Le limogeage intervient à peine quelques heures après que les forces de sécurité se sont battues samedi soir pour mettre fin à un siège de l'hôtel Nasa Hablod II à Mogadiscio après que le groupe terroriste Al-Shabaab eut fait exploser une bombe et envahi l'hôtel. L'attaque a eu lieu deux semaines après l'attentat du 14 octobre décrit comme le plus meurtrier de l'histoire du pays, qui a fait plus de 350 morts.

L'OMS annule la nomination du président Mugabe comme ambassadeur de bonne volonté

Le patron de l'Organisation mondiale de la santé a annoncé avoir annulé dimanche la nomination du président du Zimbabwe, Robert Mugabe, comme ambassadeur de bonne volonté de l'OMS, tentant de mettre fin à la polémique. "Au cours des derniers jours, j'ai réfléchi à la nomination de son excellence le président Robert Mugabe comme ambassadeur de bonne volonté de l'OMS (...) en Afrique. En conséquence, j'ai décidé d'annuler cette nomination", a écrit dans un communiqué le directeur général de l'OMS, Tedros Adhanom Ghebreyesus, ancien ministre éthiopien des Affaires étrangères.

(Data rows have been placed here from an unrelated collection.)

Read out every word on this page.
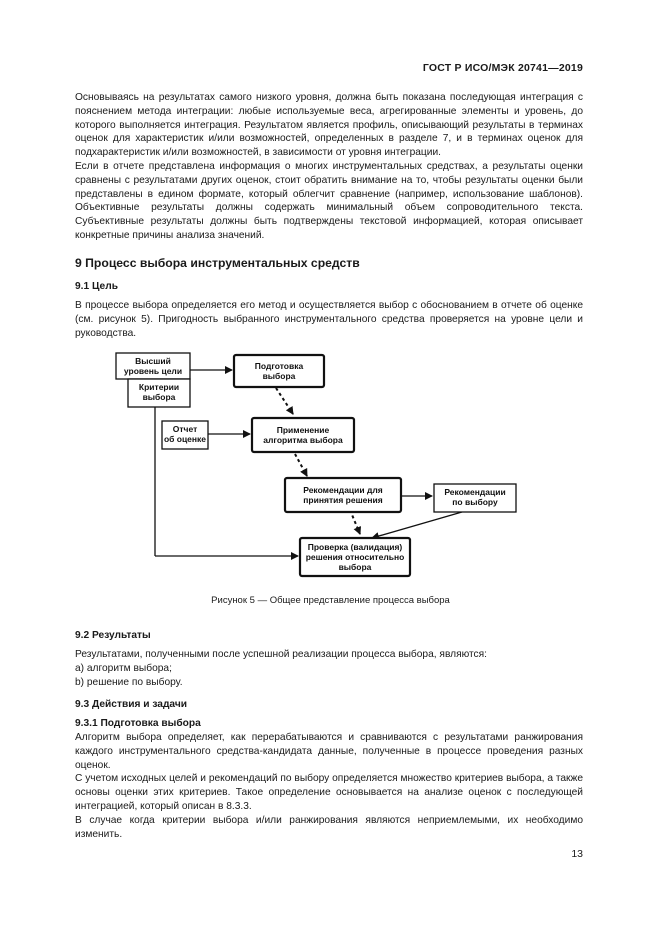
ГОСТ Р ИСО/МЭК 20741—2019

Основываясь на результатах самого низкого уровня, должна быть показана последующая интеграция с пояснением метода интеграции: любые используемые веса, агрегированные элементы и уровень, до которого выполняется интеграция. Результатом является профиль, описывающий результаты в терминах оценок для характеристик и/или возможностей, определенных в разделе 7, и в терминах оценок для подхарактеристик и/или возможностей, в зависимости от уровня интеграции.

Если в отчете представлена информация о многих инструментальных средствах, а результаты оценки сравнены с результатами других оценок, стоит обратить внимание на то, чтобы результаты оценки были представлены в едином формате, который облегчит сравнение (например, использование шаблонов). Объективные результаты должны содержать минимальный объем сопроводительного текста. Субъективные результаты должны быть подтверждены текстовой информацией, которая описывает конкретные причины анализа значений.

9 Процесс выбора инструментальных средств
9.1 Цель

В процессе выбора определяется его метод и осуществляется выбор с обоснованием в отчете об оценке (см. рисунок 5). Пригодность выбранного инструментального средства проверяется на уровне цели и руководства.

Высший
уровень цели
Критерии
выбора
Подготовка
выбора
Отчет
об оценке
Применение
алгоритма выбора
Рекомендации для
принятия решения
Рекомендации
по выбору
Проверка (валидация)
решения относительно
выбора
Рисунок 5 — Общее представление процесса выбора
9.2 Результаты

Результатами, полученными после успешной реализации процесса выбора, являются:

a) алгоритм выбора;

b) решение по выбору.

9.3 Действия и задачи
9.3.1 Подготовка выбора

Алгоритм выбора определяет, как перерабатываются и сравниваются с результатами ранжирования каждого инструментального средства-кандидата данные, полученные в процессе проведения разных оценок.

С учетом исходных целей и рекомендаций по выбору определяется множество критериев выбора, а также основы оценки этих критериев. Такое определение основывается на анализе оценок с последующей интеграцией, который описан в 8.3.3.

В случае когда критерии выбора и/или ранжирования являются неприемлемыми, их необходимо изменить.

13
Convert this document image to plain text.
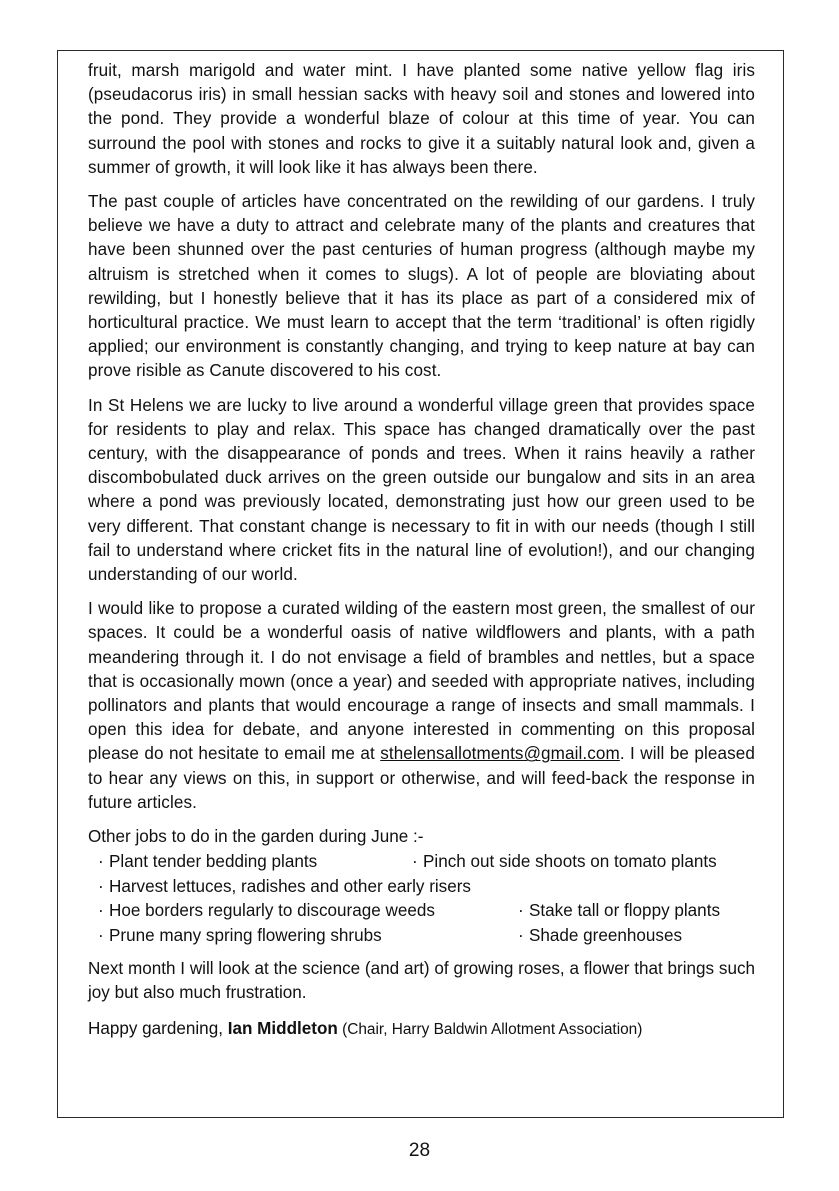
fruit, marsh marigold and water mint. I have planted some native yellow flag iris (pseudacorus iris) in small hessian sacks with heavy soil and stones and lowered into the pond. They provide a wonderful blaze of colour at this time of year. You can surround the pool with stones and rocks to give it a suitably natural look and, given a summer of growth, it will look like it has always been there.

The past couple of articles have concentrated on the rewilding of our gardens. I truly believe we have a duty to attract and celebrate many of the plants and creatures that have been shunned over the past centuries of human progress (although maybe my altruism is stretched when it comes to slugs). A lot of people are bloviating about rewilding, but I honestly believe that it has its place as part of a considered mix of horticultural practice. We must learn to accept that the term ‘traditional’ is often rigidly applied; our environment is constantly changing, and trying to keep nature at bay can prove risible as Canute discovered to his cost.

In St Helens we are lucky to live around a wonderful village green that provides space for residents to play and relax. This space has changed dramatically over the past century, with the disappearance of ponds and trees. When it rains heavily a rather discombobulated duck arrives on the green outside our bungalow and sits in an area where a pond was previously located, demonstrating just how our green used to be very different. That constant change is necessary to fit in with our needs (though I still fail to understand where cricket fits in the natural line of evolution!), and our changing understanding of our world.

I would like to propose a curated wilding of the eastern most green, the smallest of our spaces. It could be a wonderful oasis of native wildflowers and plants, with a path meandering through it. I do not envisage a field of brambles and nettles, but a space that is occasionally mown (once a year) and seeded with appropriate natives, including pollinators and plants that would encourage a range of insects and small mammals. I open this idea for debate, and anyone interested in commenting on this proposal please do not hesitate to email me at sthelensallotments@gmail.com. I will be pleased to hear any views on this, in support or otherwise, and will feed-back the response in future articles.

Other jobs to do in the garden during June :-

· Plant tender bedding plants	· Pinch out side shoots on tomato plants
· Harvest lettuces, radishes and other early risers
· Hoe borders regularly to discourage weeds	· Stake tall or floppy plants
· Prune many spring flowering shrubs	· Shade greenhouses

Next month I will look at the science (and art) of growing roses, a flower that brings such joy but also much frustration.

Happy gardening, Ian Middleton (Chair, Harry Baldwin Allotment Association)

28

L'Union Européenne prolonge d'une année les sanctions contre le Burundi

Le Conseil a renouvelé jusqu'au 31 octobre 2018 les mesures restrictives prises contre le Burundi. Ces mesures consistent en une interdiction de pénétrer sur le territoire de l'Union européenne et en un gel des avoirs qui concernent quatre personnes dont les activités ont été considérées comme compromettant la gouvernance démocratique ou faisant obstacle à la recherche d'une solution politique pacifique au Burundi.
 
Il s'agit notamment d'actes de violence, de répression ou d'incitation à la violence, ainsi que d'actes constituant des atteintes graves aux droits de l'homme.L'UE demeure gravement préoccupée par les informations faisant état d'exécutions extrajudiciaires, d'arrestations et de détentions arbitraires, de disparitions forcées, de torture et de traitements cruels, inhumains ou dégradants et de violences sexistes, y compris sexuelles, qui auraient été commis au Burundi depuis avril 2015.
 
L'UE n'a cessé d'appeler toutes les parties à s'abstenir de tout acte de violence, à condamner ces actes et à mettre fin à l'impunité des auteurs de ces faits. Une solution politique durable passe impérativement par le respect d'un État de droit fondé sur des institutions efficaces, responsables et ouvertes à tous.Le Conseil a estimé que l'absence d'évolution de la situation au Burundi justifiait le renouvellement des sanctions pour un an.